Hi,
I try to load a bunch of csv files into kafka with the SpoolDirCsvSourceConnector using schema registry + avro.
Unfortunately the header names are something like “First-Name” etc. so this indeed clash with schema registry and avro.
I could indeed replace headers before with sed or something but actually I want to avoid that.
The customer should upload its file to a FTP server where the connector is listing and the data should end up in a SQL database. I also add some static fields.
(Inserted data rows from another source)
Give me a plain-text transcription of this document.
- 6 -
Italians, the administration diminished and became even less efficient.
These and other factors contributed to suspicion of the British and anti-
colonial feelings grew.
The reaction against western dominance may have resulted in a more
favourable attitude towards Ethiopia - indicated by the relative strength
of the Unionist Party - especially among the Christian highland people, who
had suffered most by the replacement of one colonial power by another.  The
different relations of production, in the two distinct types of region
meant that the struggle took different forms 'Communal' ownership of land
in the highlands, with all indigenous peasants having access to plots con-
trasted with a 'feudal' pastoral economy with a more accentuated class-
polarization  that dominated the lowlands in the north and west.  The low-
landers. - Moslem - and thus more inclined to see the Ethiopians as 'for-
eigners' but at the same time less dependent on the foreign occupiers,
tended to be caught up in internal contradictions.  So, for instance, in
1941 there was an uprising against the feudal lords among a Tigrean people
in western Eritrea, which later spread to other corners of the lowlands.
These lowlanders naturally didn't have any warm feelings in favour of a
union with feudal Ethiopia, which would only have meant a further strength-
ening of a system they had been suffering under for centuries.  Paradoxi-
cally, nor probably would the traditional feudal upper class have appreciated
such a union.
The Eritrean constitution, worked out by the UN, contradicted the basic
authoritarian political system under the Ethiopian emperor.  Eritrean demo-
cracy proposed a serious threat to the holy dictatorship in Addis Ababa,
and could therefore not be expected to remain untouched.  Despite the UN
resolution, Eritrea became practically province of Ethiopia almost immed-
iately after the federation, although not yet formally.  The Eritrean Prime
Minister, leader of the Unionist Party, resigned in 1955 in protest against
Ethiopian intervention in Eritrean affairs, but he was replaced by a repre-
My thoughts but I am not sure if they working, especially with using schema registry and avro:
-
Can I actually use SMT to change field name in source connector to change that header namers before the schema is actually created? I also would like to castType fields already in source connector to auto create a suitable schema.
-
If not, I could skip the first row so the columns would have names like “column01” and I use SMT rename field on jdbc sync connector like
column01:firstname
etc.
Does anyone has an idea?
Example
{
"name": "csv-test-01",
"config": {
"connector.class":"com.github.jcustenborder.kafka.connect.spooldir.SpoolDirCsvSourceConnector",
"key.converter":"io.confluent.connect.avro.AvroConverter",
"key.converter.schema.registry.url":"http://<schema-registry>:8081",
"value.converter":"io.confluent.connect.avro.AvroConverter",
"value.converter.schema.registry.url":"http://<schema-registry>:8081",
"topic":"csv-customer_data",
"input.path":"/data/customer",
"finished.path":"/data/processed",
"error.path":"/data/error",
"input.file.pattern": "test.csv",
"schema.generation.enabled":"true",
"schema.generation.key.fields":"client_id",
"csv.first.row.as.header":"false",
"csv.skip.lines":1,
"cleanup.policy":"MOVE",
"csv.ignore.quotations":"true",
"csv.separator.char":"59",
"halt.on.error":"false",
"empty.poll.wait.ms":"3600000",
"transforms":"insertTenant_id,insertCustomer_id,insertCustomer,ReplaceField,castTypes",
"transforms.insertTenant_id.type":"org.apache.kafka.connect.transforms.InsertField$Value",
"transforms.insertTenant_id.static.field":"tenant_id",
"transforms.insertTenant_id.static.value":"0815",
"transforms.insertCustomer_id.type":"org.apache.kafka.connect.transforms.InsertField$Value",
"transforms.insertCustomer_id.static.field":"client_id",
"transforms.insertCustomer_id.static.value":"1193638",
"transforms.insertCustomer.type":"org.apache.kafka.connect.transforms.InsertField$Value",
"transforms.insertCustomer.static.field":"client_name",
"transforms.insertCustomer.static.value":"customername",
"transforms.ReplaceField.rename": "Nummer:customer_id,Verkaeufer-Nachname:sales_person_last_name,Verkaeufer-Vorname:sales_person_first_name",
"transforms.castTypes.spec":"customer_id:int32,sales_person_last_name:string,sales_person_first_name:string,
}
}